Group sues town for refusing to rent to illegals

/ Source: The Associated Press

Two civil rights groups filed a lawsuit Tuesday challenging a new law in a Dallas suburb that outlaws renting apartments to illegal immigrants, alleging the ordinance violates federal law and forces landlords to act as immigration officers.

The American Civil Liberties Union and the Mexican American Legal Defense and Education Fund filed the suit on behalf of residents and landlords in Farmers Branch, just north of Dallas. It is the third lawsuit brought against the city since the ordinance passed in November.

The lawsuit claims the measure, scheduled to take effect Jan. 12, is so poorly drafted that it excludes even legal immigrants from renting.

“Immigration enforcement must be left to the federal government, not each local municipality,” said Lisa Graybill, legal director of the ACLU of Texas. “Otherwise Texas will end up with a patchwork system that is impractical and unenforceable.”

Farmers Branch spokesman Tom Bryson said the city will not comment on pending litigation.

On Friday, the owners of three apartment complexes filed a lawsuit asking a federal court to declare the rent law unconstitutional. In another lawsuit filed earlier this month, a Farmers Branch resident alleged that the mayor repeatedly violated the state’s open meetings laws to deliberate the ordinances.

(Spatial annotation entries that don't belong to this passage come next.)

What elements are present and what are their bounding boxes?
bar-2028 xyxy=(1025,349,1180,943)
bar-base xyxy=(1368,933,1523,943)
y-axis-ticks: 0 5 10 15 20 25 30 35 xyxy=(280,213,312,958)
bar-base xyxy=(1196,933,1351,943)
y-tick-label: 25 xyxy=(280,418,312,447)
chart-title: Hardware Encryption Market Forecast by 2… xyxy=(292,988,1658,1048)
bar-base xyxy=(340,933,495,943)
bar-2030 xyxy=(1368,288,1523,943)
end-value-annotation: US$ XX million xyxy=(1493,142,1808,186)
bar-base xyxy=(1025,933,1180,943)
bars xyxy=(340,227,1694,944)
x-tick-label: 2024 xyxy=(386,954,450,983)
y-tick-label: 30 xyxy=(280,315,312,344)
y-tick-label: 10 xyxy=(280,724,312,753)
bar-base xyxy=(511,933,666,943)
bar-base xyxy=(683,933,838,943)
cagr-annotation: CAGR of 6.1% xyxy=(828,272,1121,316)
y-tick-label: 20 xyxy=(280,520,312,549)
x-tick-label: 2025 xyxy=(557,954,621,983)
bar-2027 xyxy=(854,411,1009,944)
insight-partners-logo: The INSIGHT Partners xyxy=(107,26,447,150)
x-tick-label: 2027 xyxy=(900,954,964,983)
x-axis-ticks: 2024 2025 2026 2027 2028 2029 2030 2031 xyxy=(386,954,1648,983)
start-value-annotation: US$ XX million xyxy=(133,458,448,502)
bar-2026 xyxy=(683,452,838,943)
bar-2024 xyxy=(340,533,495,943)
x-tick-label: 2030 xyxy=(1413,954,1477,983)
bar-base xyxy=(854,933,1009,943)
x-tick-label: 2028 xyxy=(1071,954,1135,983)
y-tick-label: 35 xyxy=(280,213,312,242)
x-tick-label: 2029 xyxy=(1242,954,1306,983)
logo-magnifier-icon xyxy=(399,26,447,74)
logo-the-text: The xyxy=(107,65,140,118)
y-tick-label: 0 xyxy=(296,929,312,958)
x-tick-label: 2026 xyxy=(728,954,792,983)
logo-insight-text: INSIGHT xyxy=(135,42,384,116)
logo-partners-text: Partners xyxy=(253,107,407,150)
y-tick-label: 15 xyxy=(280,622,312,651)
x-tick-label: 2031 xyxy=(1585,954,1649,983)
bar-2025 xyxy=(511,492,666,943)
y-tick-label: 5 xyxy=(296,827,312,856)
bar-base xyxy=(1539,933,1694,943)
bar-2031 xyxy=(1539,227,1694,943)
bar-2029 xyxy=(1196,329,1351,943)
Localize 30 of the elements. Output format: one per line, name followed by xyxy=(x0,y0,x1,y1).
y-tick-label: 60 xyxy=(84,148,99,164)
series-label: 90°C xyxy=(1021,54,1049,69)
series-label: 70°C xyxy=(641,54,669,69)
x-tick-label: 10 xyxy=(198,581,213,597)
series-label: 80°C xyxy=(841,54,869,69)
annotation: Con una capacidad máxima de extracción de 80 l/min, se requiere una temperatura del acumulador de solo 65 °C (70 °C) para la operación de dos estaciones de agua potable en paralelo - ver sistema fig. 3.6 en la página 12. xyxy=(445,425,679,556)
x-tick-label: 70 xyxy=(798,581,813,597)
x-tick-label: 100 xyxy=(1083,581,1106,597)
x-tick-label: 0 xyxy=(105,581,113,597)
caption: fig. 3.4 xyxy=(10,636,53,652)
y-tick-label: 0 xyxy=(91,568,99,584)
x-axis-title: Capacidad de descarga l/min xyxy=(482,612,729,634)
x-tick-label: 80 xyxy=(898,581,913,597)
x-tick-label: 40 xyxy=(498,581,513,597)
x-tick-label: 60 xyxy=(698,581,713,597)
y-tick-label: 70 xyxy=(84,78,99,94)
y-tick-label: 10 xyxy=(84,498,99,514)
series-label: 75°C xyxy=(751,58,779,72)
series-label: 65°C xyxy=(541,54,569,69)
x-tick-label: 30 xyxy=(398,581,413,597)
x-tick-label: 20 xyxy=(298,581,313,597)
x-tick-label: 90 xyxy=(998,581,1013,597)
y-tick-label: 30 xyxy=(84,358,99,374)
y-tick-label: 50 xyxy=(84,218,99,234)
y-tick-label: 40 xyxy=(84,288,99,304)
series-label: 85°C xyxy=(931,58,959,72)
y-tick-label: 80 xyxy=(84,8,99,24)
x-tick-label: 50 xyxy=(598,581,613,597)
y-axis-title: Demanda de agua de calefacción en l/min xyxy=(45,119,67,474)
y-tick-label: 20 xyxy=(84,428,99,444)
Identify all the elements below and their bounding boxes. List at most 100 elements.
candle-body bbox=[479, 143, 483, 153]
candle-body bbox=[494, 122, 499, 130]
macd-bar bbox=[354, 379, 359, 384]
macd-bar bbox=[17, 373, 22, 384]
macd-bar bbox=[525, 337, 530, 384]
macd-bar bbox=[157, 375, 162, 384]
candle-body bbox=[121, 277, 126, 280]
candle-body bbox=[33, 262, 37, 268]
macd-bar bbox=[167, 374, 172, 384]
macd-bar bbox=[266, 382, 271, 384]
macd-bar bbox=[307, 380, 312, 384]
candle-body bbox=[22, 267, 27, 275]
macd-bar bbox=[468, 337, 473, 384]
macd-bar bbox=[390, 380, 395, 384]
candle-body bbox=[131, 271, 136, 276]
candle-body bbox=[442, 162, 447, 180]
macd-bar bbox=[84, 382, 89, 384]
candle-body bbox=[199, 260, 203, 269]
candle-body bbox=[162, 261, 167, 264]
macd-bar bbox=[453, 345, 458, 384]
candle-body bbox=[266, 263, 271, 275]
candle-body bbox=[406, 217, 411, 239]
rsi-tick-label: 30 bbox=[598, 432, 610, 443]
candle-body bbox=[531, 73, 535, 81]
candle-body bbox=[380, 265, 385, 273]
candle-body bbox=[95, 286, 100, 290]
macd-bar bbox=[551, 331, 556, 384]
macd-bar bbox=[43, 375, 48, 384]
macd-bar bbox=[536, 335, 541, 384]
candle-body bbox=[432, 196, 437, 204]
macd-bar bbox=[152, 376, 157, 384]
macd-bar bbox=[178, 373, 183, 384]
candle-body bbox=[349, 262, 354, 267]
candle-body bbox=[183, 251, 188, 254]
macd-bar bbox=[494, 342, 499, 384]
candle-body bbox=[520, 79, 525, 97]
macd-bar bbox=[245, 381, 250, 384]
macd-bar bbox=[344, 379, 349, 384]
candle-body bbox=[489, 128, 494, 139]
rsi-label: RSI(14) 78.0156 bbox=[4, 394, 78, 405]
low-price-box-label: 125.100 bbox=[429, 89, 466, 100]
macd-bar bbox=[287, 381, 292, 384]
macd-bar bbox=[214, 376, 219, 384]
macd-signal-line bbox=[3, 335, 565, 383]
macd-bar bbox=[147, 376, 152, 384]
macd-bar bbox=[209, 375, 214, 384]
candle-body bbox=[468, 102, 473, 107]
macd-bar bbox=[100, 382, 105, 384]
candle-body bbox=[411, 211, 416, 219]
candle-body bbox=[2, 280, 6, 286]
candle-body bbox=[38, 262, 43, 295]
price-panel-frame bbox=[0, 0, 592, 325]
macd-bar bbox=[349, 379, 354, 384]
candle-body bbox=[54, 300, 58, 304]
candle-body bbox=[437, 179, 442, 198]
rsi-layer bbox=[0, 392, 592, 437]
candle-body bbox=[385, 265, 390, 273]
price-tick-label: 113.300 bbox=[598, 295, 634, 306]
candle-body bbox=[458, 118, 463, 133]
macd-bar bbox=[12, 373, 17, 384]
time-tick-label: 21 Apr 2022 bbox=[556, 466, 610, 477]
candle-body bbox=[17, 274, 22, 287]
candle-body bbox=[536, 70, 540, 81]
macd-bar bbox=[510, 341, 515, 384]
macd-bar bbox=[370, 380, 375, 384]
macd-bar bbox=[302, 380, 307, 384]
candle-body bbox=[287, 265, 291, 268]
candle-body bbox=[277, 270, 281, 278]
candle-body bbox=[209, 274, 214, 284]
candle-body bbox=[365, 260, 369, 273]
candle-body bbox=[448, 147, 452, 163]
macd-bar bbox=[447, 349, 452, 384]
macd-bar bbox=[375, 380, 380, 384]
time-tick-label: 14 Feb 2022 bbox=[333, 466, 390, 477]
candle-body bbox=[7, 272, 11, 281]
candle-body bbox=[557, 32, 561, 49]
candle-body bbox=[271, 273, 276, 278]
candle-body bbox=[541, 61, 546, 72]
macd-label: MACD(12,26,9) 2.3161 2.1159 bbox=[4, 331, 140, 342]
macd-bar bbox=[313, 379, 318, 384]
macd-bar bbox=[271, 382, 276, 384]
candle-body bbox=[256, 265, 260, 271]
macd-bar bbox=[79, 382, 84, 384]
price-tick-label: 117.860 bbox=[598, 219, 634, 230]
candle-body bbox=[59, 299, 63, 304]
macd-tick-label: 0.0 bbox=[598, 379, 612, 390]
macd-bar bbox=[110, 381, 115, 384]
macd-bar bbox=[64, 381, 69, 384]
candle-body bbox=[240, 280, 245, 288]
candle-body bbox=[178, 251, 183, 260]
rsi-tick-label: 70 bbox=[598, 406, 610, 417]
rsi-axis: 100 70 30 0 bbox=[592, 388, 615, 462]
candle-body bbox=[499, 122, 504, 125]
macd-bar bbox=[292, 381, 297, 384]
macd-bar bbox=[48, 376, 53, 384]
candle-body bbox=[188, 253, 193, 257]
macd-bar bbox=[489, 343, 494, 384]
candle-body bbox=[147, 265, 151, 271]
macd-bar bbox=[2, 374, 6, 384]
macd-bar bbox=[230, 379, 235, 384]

Property owners must verify citizenship
The new law calls for property managers or owners to verify the immigration or citizenship status of apartment renters. The City Council also approved resolutions making English the city’s official language and allowing authorities to become part of a federal program so they can enforce immigration laws.

Since 1970, Farmers Branch has changed from a small, predominantly white bedroom community with a declining population to a city of almost 28,000 people, about 37 percent of them Hispanic, according to the census.

More than 50 municipalities nationwide have considered, passed or rejected similar laws, but until now that trend hadn’t been duplicated in Texas.